ARIZONA STATE SENATE

RESEARCH STAFF

 

 

JULIE SZPERLING

LEGISLATIVE  RESEARCH ANALYST

COMMERCE COMMITTEE

Telephone: (602) 542-3171

Facsimile: (602) 542-7833

TO:                  MEMBERS OF THE SENATE

                        GOVERNMENT COMMITTEE                                

DATE:             April 6, 2001

 

SUBJECT:       Strike Everything Amendment to H.B. 2074

                                                                                                                                                           

           

Purpose

 

Clarifies statute relating to rules and regulations governing tenants of mobile home parks.

 

Background

 

In rental mobile home parks, the tenants own the mobile homes they occupy, while renting the lot on which the home is located from the park owner.  Mobile homes are difficult to move, so once they come into a park they tend to remain there for long periods of time.  When the tenant/owners wish to sell them, they typically sell them on-site to buyers which, following landlord approval, become tenants of the park, taking over the rental of the mobile home lot by signing a new lease with the landlord.

 

Under current law, landlords may deny rental to mobile homes which are either not compatible with others in the park or do not meet the requirements of the park’s statements of policy (A.R.S. §33-1452).  Traditionally, this means that when parks change their rules to require more modern homes, all new tenants must have homes that comply with the new standards.  Current tenants who are unable to comply with the upgrading rules are “grandfathered in,” as long as they continue to own the mobile home.  When these “grandfathered” mobile homes are sold, they must be either upgraded to the new standard or removed from the park.  Also, if a home that is in compliance with park rules is incompatible with the other homes in the park (i.e. it is singlewide when the majority of homes in the park are doublewide), when it is sold it will be removed. 

 

A recent Superior Court ruling overturned consistent industry practice by stating that a landlord may not require a mobile home to be removed upon sale if it is “compatible” with the other mobile homes in the mobile home park.

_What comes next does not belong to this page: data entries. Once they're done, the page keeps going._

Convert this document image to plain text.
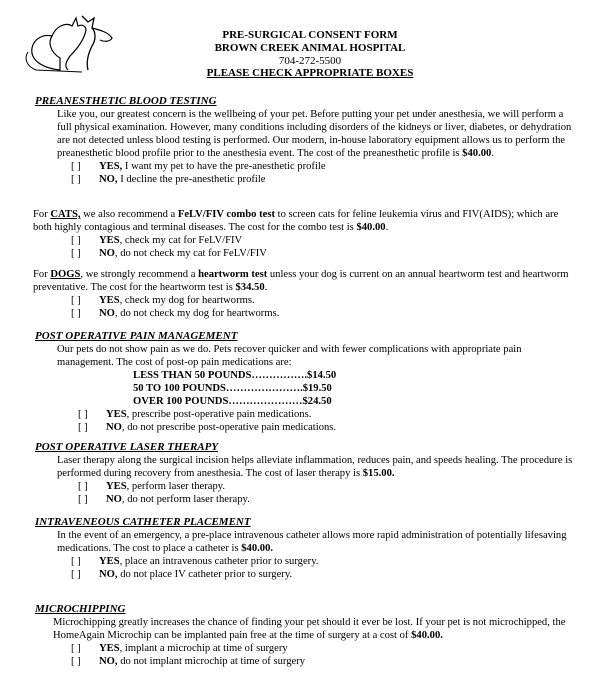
PRE-SURGICAL CONSENT FORM
BROWN CREEK ANIMAL HOSPITAL
704-272-5500
PLEASE CHECK APPROPRIATE BOXES
PREANESTHETIC BLOOD TESTING
Like you, our greatest concern is the wellbeing of your pet. Before putting your pet under anesthesia, we will perform a full physical examination. However, many conditions including disorders of the kidneys or liver, diabetes, or dehydration are not detected unless blood testing is performed. Our modern, in-house laboratory equipment allows us to perform the preanesthetic blood profile prior to the anesthesia event. The cost of the preanesthetic profile is $40.00.
[ ] YES, I want my pet to have the pre-anesthetic profile
[ ] NO, I decline the pre-anesthetic profile
For CATS, we also recommend a FeLV/FIV combo test to screen cats for feline leukemia virus and FIV(AIDS); which are both highly contagious and terminal diseases. The cost for the combo test is $40.00.
[ ] YES, check my cat for FeLV/FIV
[ ] NO, do not check my cat for FeLV/FIV
For DOGS, we strongly recommend a heartworm test unless your dog is current on an annual heartworm test and heartworm preventative. The cost for the heartworm test is $34.50.
[ ] YES, check my dog for heartworms.
[ ] NO, do not check my dog for heartworms.
POST OPERATIVE PAIN MANAGEMENT
Our pets do not show pain as we do. Pets recover quicker and with fewer complications with appropriate pain management. The cost of post-op pain medications are:
LESS THAN 50 POUNDS…………….$14.50
50 TO 100 POUNDS………………….$19.50
OVER 100 POUNDS…………………$24.50
[ ] YES, prescribe post-operative pain medications.
[ ] NO, do not prescribe post-operative pain medications.
POST OPERATIVE LASER THERAPY
Laser therapy along the surgical incision helps alleviate inflammation, reduces pain, and speeds healing. The procedure is performed during recovery from anesthesia. The cost of laser therapy is $15.00.
[ ] YES, perform laser therapy.
[ ] NO, do not perform laser therapy.
INTRAVENEOUS CATHETER PLACEMENT
In the event of an emergency, a pre-place intravenous catheter allows more rapid administration of potentially lifesaving medications. The cost to place a catheter is $40.00.
[ ] YES, place an intravenous catheter prior to surgery.
[ ] NO, do not place IV catheter prior to surgery.
MICROCHIPPING
Microchipping greatly increases the chance of finding your pet should it ever be lost. If your pet is not microchipped, the HomeAgain Microchip can be implanted pain free at the time of surgery at a cost of $40.00.
[ ] YES, implant a microchip at time of surgery
[ ] NO, do not implant microchip at time of surgery
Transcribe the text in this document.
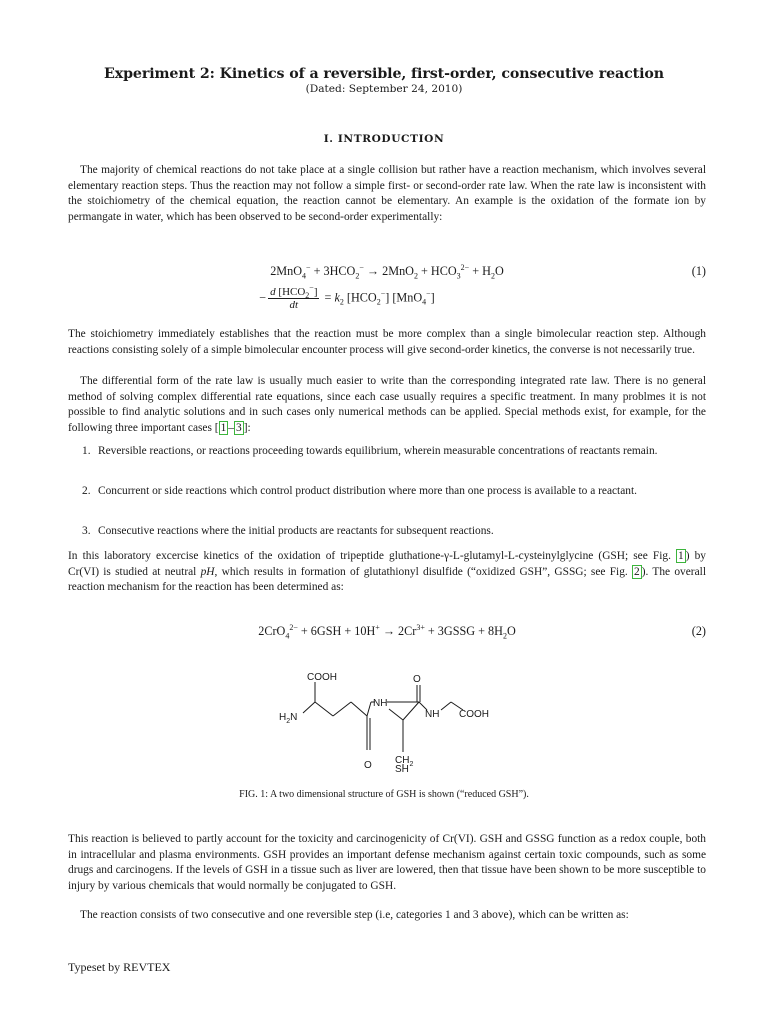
Experiment 2: Kinetics of a reversible, first-order, consecutive reaction
(Dated: September 24, 2010)
I. INTRODUCTION
The majority of chemical reactions do not take place at a single collision but rather have a reaction mechanism, which involves several elementary reaction steps. Thus the reaction may not follow a simple first- or second-order rate law. When the rate law is inconsistent with the stoichiometry of the chemical equation, the reaction cannot be elementary. An example is the oxidation of the formate ion by permangate in water, which has been observed to be second-order experimentally:
$2MnO_4^- + 3HCO_2^- \to 2MnO_2 + HCO_3^{2-} + H_2O$	(1)
− $\frac{d [HCO_2^-]}{dt} = k_2$ $[HCO_2^-]$ [MnO$_4$−]
The stoichiometry immediately establishes that the reaction must be more complex than a single bimolecular reaction step. Although reactions consisting solely of a simple bimolecular encounter process will give second-order kinetics, the converse is not necessarily true.
The differential form of the rate law is usually much easier to write than the corresponding integrated rate law. There is no general method of solving complex differential rate equations, since each case usually requires a specific treatment. In many problmes it is not possible to find analytic solutions and in such cases only numerical methods can be applied. Special methods exist, for example, for the following three important cases [ 1 – 3 ]:
1. Reversible reactions, or reactions proceeding towards equilibrium, wherein measurable concentrations of reactants remain.
2. Concurrent or side reactions which control product distribution where more than one process is available to a reactant.
3. Consecutive reactions where the initial products are reactants for subsequent reactions.
In this laboratory excercise kinetics of the oxidation of tripeptide gluthatione-γ-L-glutamyl-L-cysteinylglycine (GSH; see Fig. 1 ) by Cr(VI) is studied at neutral pH, which results in formation of glutathionyl disulfide (“oxidized GSH”, GSSG; see Fig. 2 ). The overall reaction mechanism for the reaction has been determined as:
$2CrO_4^{2-} + 6GSH + 10H^+ \to 2Cr^{3+}$ + 3GSSG + $8H_2O$	(2)
COOH	O
NH
$H_2N$
O
NH COOH
$CH_2$
SH
FIG. 1: A two dimensional structure of GSH is shown (“reduced GSH”).
This reaction is believed to partly account for the toxicity and carcinogenicity of Cr(VI). GSH and GSSG function as a redox couple, both in intracellular and plasma environments. GSH provides an important defense mechanism against certain toxic compounds, such as some drugs and carcinogens. If the levels of GSH in a tissue such as liver are lowered, then that tissue have been shown to be more susceptible to injury by various chemicals that would normally be conjugated to GSH.
The reaction consists of two consecutive and one reversible step (i.e, categories 1 and 3 above), which can be written as:
Typeset by REVTEX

The decision held that if the home is compatible, an on-site sale must be approved despite its non-compliance with upgraded rules.  This essentially negates the ability of landlords to upgrade the quality of their parks.

 

The strike-everything amendment to H.B. 2074 clarifies that landlords may require removal of a mobile home from the mobile home park upon sale by a tenant if the mobile home does not meet the current requirements of the rules and regulations and statements of policy.

 

 There is no anticipated fiscal impact to the state general fund impact associated with this measure.

 

Provisions

 

1.      Clarifies that the landlord of a mobile home park may require removal of a mobile home from the park upon sale by a tenant if the mobile home does not meet the current requirements of the rules and regulations and statements of policy, including those pertaining to the size, age, condition and appearance of the mobile home, and exterior materials with which the home has been constructed.

 

2.      Clarifies that new tenants who bring a mobile home into or purchase an existing mobile home in a mobile home park must comply with all current statements of policy and rules or regulations.

 

3.      Specifies that a landlord may deny rental in a mobile home park if the mobile home does not meet the requirements of the rules and regulations of the landlord and the current statements of policy.

 

4.      Provides for a general effective date.